How do you select right projects for investments?

Every LOB managers line up a series of projects during annual budget cycle. Ideas coming from all departments are great but given the budget constraints, organizations can only execute so many ideas. So, how does one go about selecting projects for investments?

Some projects like regulatory, compliance, safety/security, etc., have to be implemented whether they meet business case or not. For most projects, Project Selection & Prioritization Process includes the following basic steps –


  • Does the project align well with company vision, goals/objectives and strategies?

If it doesn’t, drop the idea right here.


Financial metrics are important to ensure that the investment you are proposing will provide a required return with appropriate risk exposure. Top 5 metrics that I have always seen in business cases include –

  • Net Present Value (NPV) – NPV is used to analyze projects’ profitability. A positive NPV indicates that the projected earnings generated by a project or investment exceeds the anticipated costs.
  • Payback Period  – The payback period is the length of time required to recover the cost of an investment. Shorter payback period desirable
  • Internal Rate of Return (IRR) – IRR is used to evaluate the attractiveness of a project or investment. Higher the IRR, the better.
  • Opportunity Costs (the opportunity cost of a resource is the value of the net cash flow that could be derived from it if it were put to its best alternative use)
  • Return on Investment (ROI) – a gauge of investments profitability

value vs. riskA plotting of project on Value / Risk scale. Value could be NPV or any other metrics that organizations uses to value projects.




Project Prioritization is required to rank projects for execution. The criteria for ranking them is highly subjective e.g. some firms many value financial metrics more and may have higher weightage, others may value investment types more, etc. Each organization will have a different model for how its projects create value and, therefore, will want to use different metrics. There is no one set of project metrics that works for every organization.

project investments types

Another factor to keep in mind: Sr. Management very often have a good idea in terms of how much investments should go for innovation vs. maintenance, etc. So, picking a right mix of “strategic investments”(Growth, Innovation) and “operational investments” (Maintenance, Productivity) is critical.

E.g. For 2017, mix could be 75% productivity; 10% maintenance; 10% growth; 5% innovation
……….. moving to ……
2018, mix could be 70% productivity; 10% maintenance; 15% growth; 10% innovation
………..  moving to …..
2019, mix could be 55% productivity; 10% maintenance; 25% growth; 15% innovation, etc.
In this example, focus is on cost reduction (i.e. with productivity gains), with progressive elaboration on innovation and growth.

The following diagram shows an example of a weighted attribute project selection process.

project scoring criteria

….. and plotted on scale again. Note that size of bubble indicates the total investments and color indicates the investment type. This chart can then be used to guide decisions.

prioritized projects


Formally document the project approval process via project charter, which is provides the basis for project execution. The Project Charter is a key document and communication tool that describes the customers, problem, goal, scope, business case, milestones, budget allocated and team composition.

So, what can be done to improve the process further?

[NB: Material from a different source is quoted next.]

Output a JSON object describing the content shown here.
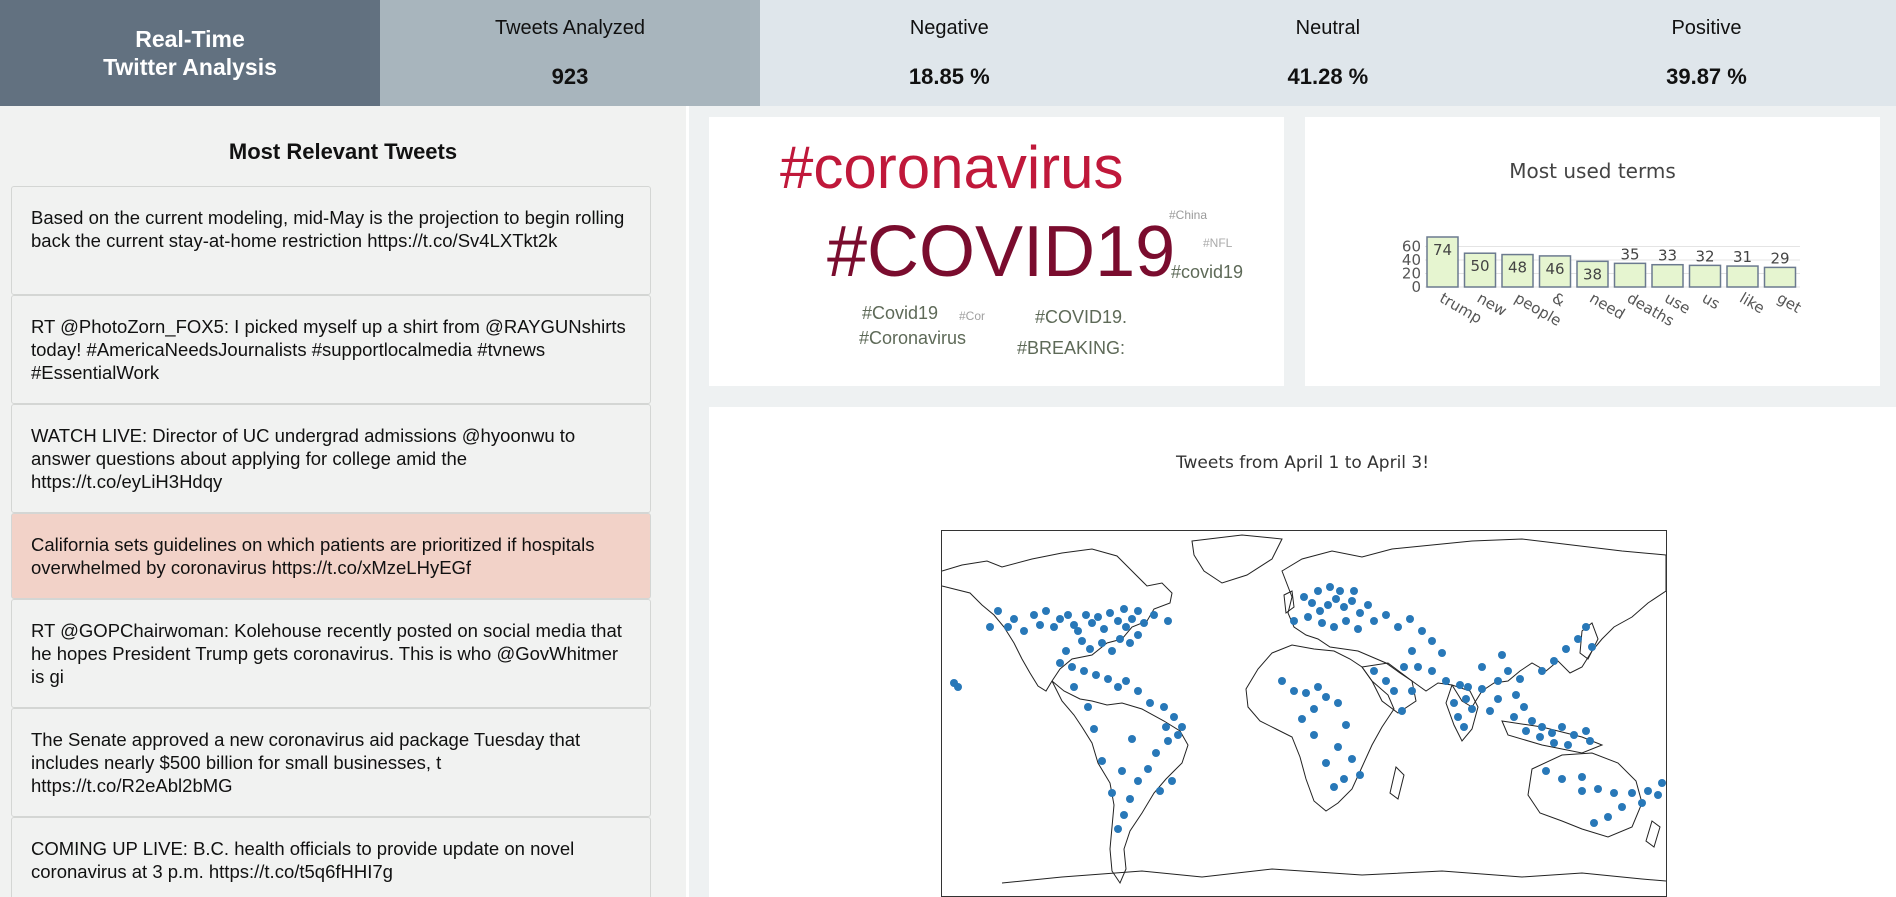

Managing investments and project portfolio is critical. Few questions to ask –

  1. Does your organization have a rigorous process for investing in right projects as part of PPM methodology?
  2. Does your organization involve Program Manager and PMs during project selection process?
  3. Does your organization feed the output from project selection in writing project charters? In other words, does business case translate to project charter?
  4. How often do leaders meet to review projects and investments? (Hint: Moving from annual to bi-annual review process helps bring innovative ideas faster to market and helps kill projects that are adding no value)
  5. What is the target investment mix for your organization today? How does that fare to competitors or disruptors?

Its time to start asking right questions and select projects that further the organizations goals.